WASHINGTON – U.S. companies, keeping a close eye on the economic recovery, whittled excess stocks of unsold goods in April for the 15th straight month.
The Commerce Department reported Friday that stockpiles of unsold goods on shelves and back lots dipped by a seasonally adjusted 0.2 percent in April. That pushed the value of inventories down to $1.11 trillion. the lowest level in more than two years.
The drop in inventories was helped out by a 1.8 percent increase in businesses' sales, the largest sales gain since October.
As inventories get lean, factories have been boosting production to replenish stocks, something that is helping along the recovery.
Inventories began piling up as the economy slowed and then fell into recession last year.

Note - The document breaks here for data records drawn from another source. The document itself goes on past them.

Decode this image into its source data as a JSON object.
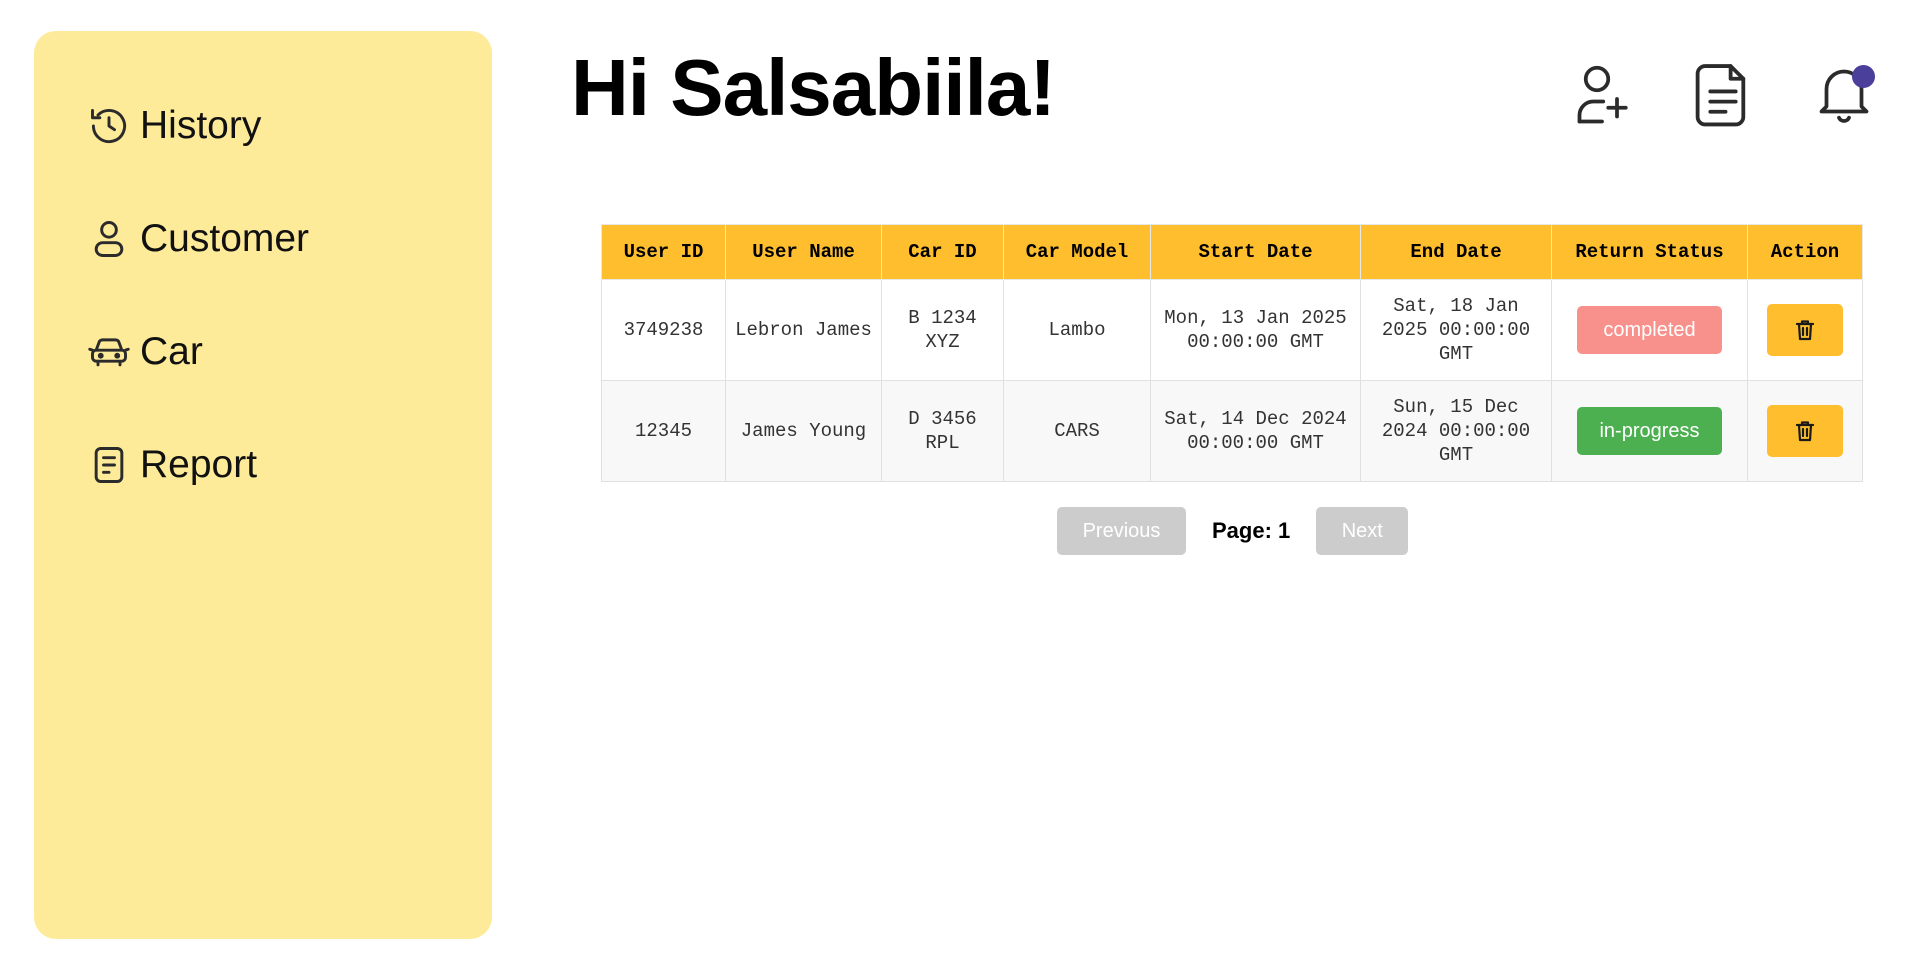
{
  "greeting": "Hi Salsabiila!",
  "sidebar": {
    "items": [
      {
        "label": "History",
        "icon": "history-icon"
      },
      {
        "label": "Customer",
        "icon": "user-icon"
      },
      {
        "label": "Car",
        "icon": "car-icon"
      },
      {
        "label": "Report",
        "icon": "report-icon"
      }
    ]
  },
  "header_icons": [
    "add-user-icon",
    "document-icon",
    "bell-icon"
  ],
  "table": {
    "headers": [
      "User ID",
      "User Name",
      "Car ID",
      "Car Model",
      "Start Date",
      "End Date",
      "Return Status",
      "Action"
    ],
    "rows": [
      {
        "user_id": "3749238",
        "user_name": "Lebron James",
        "car_id": "B 1234 XYZ",
        "car_model": "Lambo",
        "start_date": "Mon, 13 Jan 2025 00:00:00 GMT",
        "end_date": "Sat, 18 Jan 2025 00:00:00 GMT",
        "status": "completed",
        "status_color": "#f8918c"
      },
      {
        "user_id": "12345",
        "user_name": "James Young",
        "car_id": "D 3456 RPL",
        "car_model": "CARS",
        "start_date": "Sat, 14 Dec 2024 00:00:00 GMT",
        "end_date": "Sun, 15 Dec 2024 00:00:00 GMT",
        "status": "in-progress",
        "status_color": "#4caf50"
      }
    ]
  },
  "pagination": {
    "previous_label": "Previous",
    "page_label": "Page: 1",
    "next_label": "Next"
  },
  "colors": {
    "sidebar_bg": "#feeb9a",
    "accent": "#ffbe2e",
    "notification_dot": "#4a3f9a"
  }
}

To pare down excess stocks, companies heavily discounted merchandise, offered free-financing and other incentives and factories throttled back production.
In March, inventories fell by 0.4 percent, aided by a 0.4 percent advance in sales.

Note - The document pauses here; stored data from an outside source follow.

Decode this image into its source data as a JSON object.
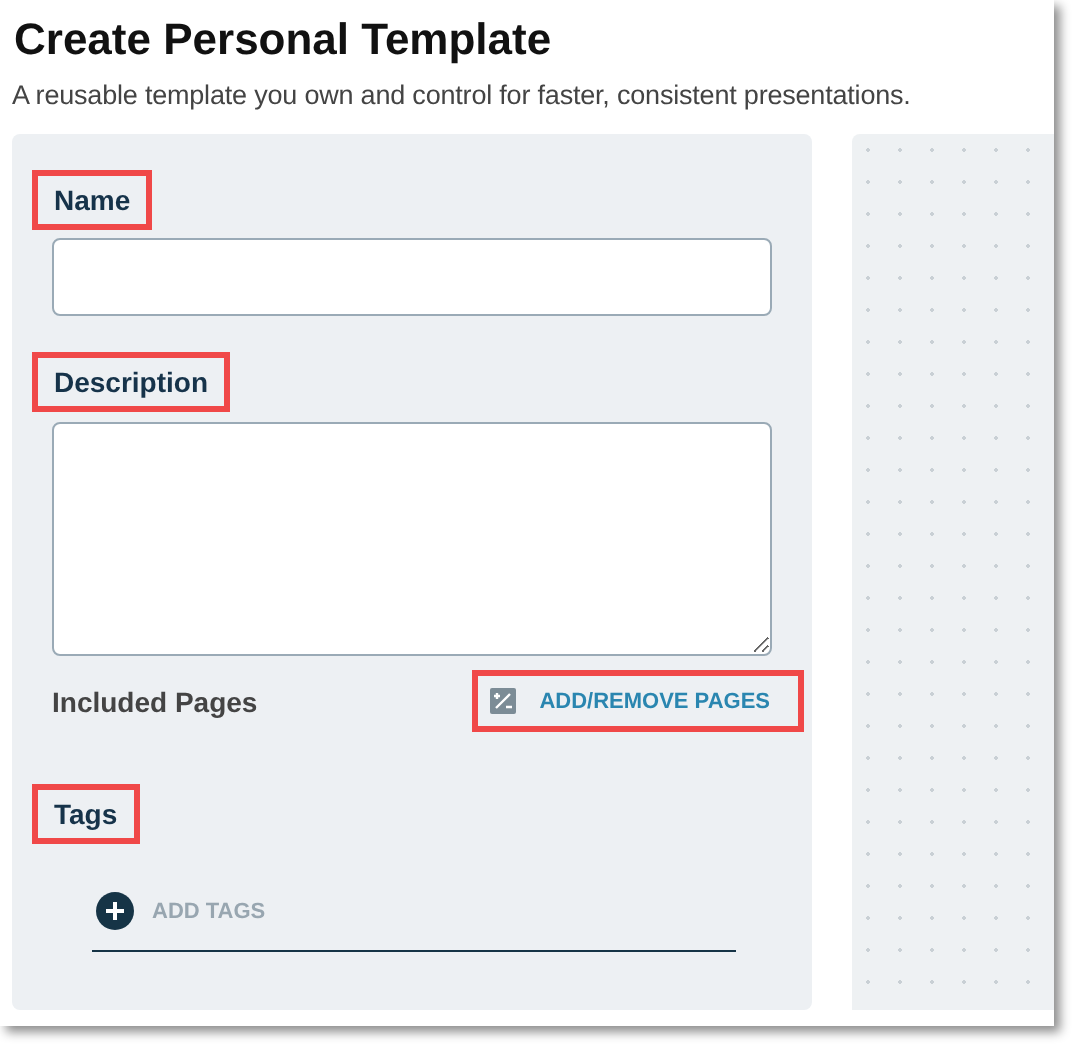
{
  "title": "Create Personal Template",
  "subtitle": "A reusable template you own and control for faster, consistent presentations.",
  "name_field": {
    "label": "Name",
    "highlighted": true
  },
  "description_field": {
    "label": "Description",
    "highlighted": true
  },
  "included_pages": {
    "label": "Included Pages",
    "button": "ADD/REMOVE PAGES",
    "highlighted": true
  },
  "tags": {
    "label": "Tags",
    "highlighted": true,
    "button": "ADD TAGS"
  }
}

The economic recovery is moving ahead at a modest pace, but improvements have been spotty, the Federal Reserve said earlier this week in a survey of business conditions around the country.
Against this backdrop, many economists believe the Fed will leave short-term interest rates — now at 40-year lows — unchanged at its meeting later this month and probably into the summer.
Low interest rates should motivate consumers — the engine of economic growth — to spend and businesses to step up investment in new plants and equipment, forces that would bolster the recovery.
The vitality of the recovery will be affected by the behavior of both consumers and businesses in the coming months.
Consumers — put off by unusually cold weather in May — cut back on their spending that month and drove down sales at the nation's retailers, a government report released on Thursday showed. Economists are hopeful consumers will keep their pocketbooks and wallets open, but there are still concerns about how much energy shoppers will display.
Businesses, meanwhile, have been reluctant to made big commitments — such as new capital investment and hiring workers — until they are assured that the recovery is here to stay, economists say.